Con la invención del daguerrotipo en 1838 en Francia y el posterior desarrollo de la fotografía se pensó, en la segunda mitad el siglo XIX, que la pintura desparecería. Pero sobrevivió y ahora es la fotografía (como arte) la que está en una zona de riesgo. Con la precisión implacable de la luz capturada, la fotografía prometía ser la nueva reina de la representación visual. Lejos de rendirse, la pintura encontró las maneras de reinventarse en la modernidad.

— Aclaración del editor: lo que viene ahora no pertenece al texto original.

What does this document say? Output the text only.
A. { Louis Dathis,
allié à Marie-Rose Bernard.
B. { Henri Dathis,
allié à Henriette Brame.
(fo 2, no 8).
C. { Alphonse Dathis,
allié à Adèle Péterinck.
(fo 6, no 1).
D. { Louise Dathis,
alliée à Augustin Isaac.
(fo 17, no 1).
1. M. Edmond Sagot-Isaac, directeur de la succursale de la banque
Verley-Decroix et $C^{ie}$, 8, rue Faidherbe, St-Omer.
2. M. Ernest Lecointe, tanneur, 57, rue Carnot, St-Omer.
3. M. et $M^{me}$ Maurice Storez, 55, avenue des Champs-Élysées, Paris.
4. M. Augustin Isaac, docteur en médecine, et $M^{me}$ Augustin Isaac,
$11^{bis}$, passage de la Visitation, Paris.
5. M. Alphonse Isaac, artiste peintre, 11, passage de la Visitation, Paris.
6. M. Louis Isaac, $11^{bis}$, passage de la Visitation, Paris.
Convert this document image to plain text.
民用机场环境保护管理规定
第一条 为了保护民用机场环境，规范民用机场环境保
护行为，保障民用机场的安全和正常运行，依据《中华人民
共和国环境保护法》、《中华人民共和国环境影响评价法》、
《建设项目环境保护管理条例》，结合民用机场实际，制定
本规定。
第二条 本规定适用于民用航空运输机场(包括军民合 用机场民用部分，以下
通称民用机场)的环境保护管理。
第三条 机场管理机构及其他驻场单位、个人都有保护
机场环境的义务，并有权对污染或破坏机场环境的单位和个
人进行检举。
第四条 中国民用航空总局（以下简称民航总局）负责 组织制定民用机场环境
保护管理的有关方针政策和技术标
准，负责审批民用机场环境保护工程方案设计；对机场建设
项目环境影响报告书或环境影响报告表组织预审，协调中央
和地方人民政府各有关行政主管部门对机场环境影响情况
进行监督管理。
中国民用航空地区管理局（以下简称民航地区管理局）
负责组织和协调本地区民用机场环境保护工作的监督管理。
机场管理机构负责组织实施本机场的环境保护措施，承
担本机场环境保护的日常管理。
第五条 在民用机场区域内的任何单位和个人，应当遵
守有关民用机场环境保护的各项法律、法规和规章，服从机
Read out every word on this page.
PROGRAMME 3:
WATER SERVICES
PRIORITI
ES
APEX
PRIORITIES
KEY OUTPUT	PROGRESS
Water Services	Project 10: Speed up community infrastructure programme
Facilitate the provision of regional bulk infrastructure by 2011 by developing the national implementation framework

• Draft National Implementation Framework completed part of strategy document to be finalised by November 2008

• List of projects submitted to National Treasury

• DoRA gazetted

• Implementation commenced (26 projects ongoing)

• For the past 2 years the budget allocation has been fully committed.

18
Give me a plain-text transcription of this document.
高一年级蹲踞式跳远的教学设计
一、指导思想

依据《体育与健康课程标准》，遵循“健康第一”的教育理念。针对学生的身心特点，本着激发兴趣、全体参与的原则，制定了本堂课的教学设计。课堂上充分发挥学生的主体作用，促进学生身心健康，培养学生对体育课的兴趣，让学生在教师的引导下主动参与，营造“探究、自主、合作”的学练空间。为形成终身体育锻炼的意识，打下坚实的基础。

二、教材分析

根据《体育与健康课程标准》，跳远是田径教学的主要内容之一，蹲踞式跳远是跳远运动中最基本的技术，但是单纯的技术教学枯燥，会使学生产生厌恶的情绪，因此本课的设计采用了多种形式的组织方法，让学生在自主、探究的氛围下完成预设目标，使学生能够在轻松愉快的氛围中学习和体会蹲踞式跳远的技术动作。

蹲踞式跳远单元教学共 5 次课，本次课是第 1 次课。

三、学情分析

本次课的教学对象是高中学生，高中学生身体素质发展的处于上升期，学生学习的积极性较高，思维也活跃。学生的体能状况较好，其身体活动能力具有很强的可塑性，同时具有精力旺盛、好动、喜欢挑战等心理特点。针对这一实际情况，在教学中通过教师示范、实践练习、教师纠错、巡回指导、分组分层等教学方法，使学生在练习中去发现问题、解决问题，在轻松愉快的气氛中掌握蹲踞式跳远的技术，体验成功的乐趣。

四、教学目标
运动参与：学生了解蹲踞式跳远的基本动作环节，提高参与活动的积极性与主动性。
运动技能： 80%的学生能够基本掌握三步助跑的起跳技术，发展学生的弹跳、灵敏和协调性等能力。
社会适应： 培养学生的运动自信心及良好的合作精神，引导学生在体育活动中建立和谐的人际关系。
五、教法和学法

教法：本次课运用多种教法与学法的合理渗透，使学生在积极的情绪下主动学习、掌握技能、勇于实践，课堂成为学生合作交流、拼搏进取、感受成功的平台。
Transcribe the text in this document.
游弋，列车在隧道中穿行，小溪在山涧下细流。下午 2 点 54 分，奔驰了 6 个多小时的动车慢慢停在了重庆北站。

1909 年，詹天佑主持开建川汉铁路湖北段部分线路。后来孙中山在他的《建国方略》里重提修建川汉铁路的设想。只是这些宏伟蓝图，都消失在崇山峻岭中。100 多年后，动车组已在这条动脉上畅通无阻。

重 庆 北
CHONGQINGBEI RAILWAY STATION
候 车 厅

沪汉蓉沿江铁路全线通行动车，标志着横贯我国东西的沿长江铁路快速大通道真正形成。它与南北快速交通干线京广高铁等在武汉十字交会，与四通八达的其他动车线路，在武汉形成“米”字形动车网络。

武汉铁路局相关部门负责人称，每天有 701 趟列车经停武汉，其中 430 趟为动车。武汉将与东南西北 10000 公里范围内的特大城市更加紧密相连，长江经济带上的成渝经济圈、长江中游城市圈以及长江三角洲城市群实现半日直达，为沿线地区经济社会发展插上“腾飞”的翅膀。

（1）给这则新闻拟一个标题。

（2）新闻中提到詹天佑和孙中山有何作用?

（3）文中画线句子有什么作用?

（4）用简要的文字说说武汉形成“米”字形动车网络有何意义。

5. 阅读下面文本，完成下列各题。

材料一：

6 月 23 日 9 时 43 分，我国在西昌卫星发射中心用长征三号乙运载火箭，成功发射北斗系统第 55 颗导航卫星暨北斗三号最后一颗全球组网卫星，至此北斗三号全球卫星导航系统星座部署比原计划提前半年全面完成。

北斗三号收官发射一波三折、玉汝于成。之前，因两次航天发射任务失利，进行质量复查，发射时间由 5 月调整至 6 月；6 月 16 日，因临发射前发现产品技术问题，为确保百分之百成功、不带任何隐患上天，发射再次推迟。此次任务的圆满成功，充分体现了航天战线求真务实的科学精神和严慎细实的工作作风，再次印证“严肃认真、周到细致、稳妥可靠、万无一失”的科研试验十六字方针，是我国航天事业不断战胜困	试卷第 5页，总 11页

Walter Benjamín en un artículo sobre la historia del arte fotográfico, apunta que la auténtica víctima de la fotografía no fue la pintura de paisajes, sino el retrato en miniatura. Las cosas se desarrollaron tan a prisa que ya hacia 1860 la mayoría de las innumerables miniaturitas se habían hecho fotógrafos. Los miniaturistas europeos, al ver disminuida la demanda de sus retratos debido a la popularidad de la fotografía, se reinventaron como fotógrafos, aplicando su conocimiento de la composición, el color y la iluminación a los nuevos retratos fotográficos, que muchas veces se retocaban o coloreaban a mano para asemejarse a las miniaturas tradicionales.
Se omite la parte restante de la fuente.